Senscot, the network for Scottish social entrepreneurs, published plans two weeks ago to introduce a Social Enterprise Badge for businesses north of the border.
It said its members felt the criteria for the nationwide Social Enterprise Mark, introduced by the Social Enterprise Coalition in England at the start of February, were too lax. It said social enterprises should be allowed to distribute only 35 per cent of their profits to shareholders, rather than the 50 per cent allowed by the mark.
But it has said it could "step back" from these plans after a response from the Scottish Social Enterprise Coalition, the umbrella body for social enterprise north of the border.

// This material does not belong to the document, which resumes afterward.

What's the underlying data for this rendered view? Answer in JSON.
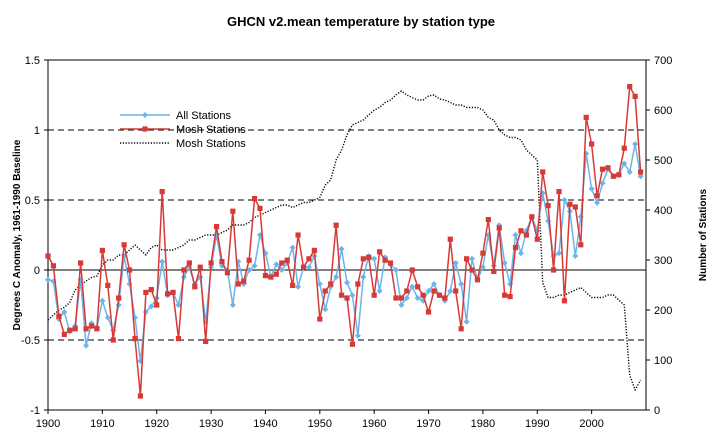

In a written response to the Senscot plans, published on Senscot's website, the SSEC said the decision could create "reputational damage to social enterprise in Scotland".
It could also lead the movement to be perceived as "insular and parochial, instead of enterprising and outward-looking", and might confuse the general public, it said.
The SSEC also felt that the proposed badge would need to be backed by government money, and that this money could potentially be better spent supporting social enterprise in other ways.
But it said it supported the principles behind the badge and felt its stricter criteria would have been "far preferable to the mark's more relaxed approach".
Senscot said that it would consider its options.
"The viability of a Scottish identifier would depend on the wholehearted support of our sector," it said in an open statement to members. "This decision by our coalition changes things and raises the prospect of a protracted and potentially damaging controversy over an issue which is not central.
"Our board will fully discuss our options but our priority will be to avoid wrangling."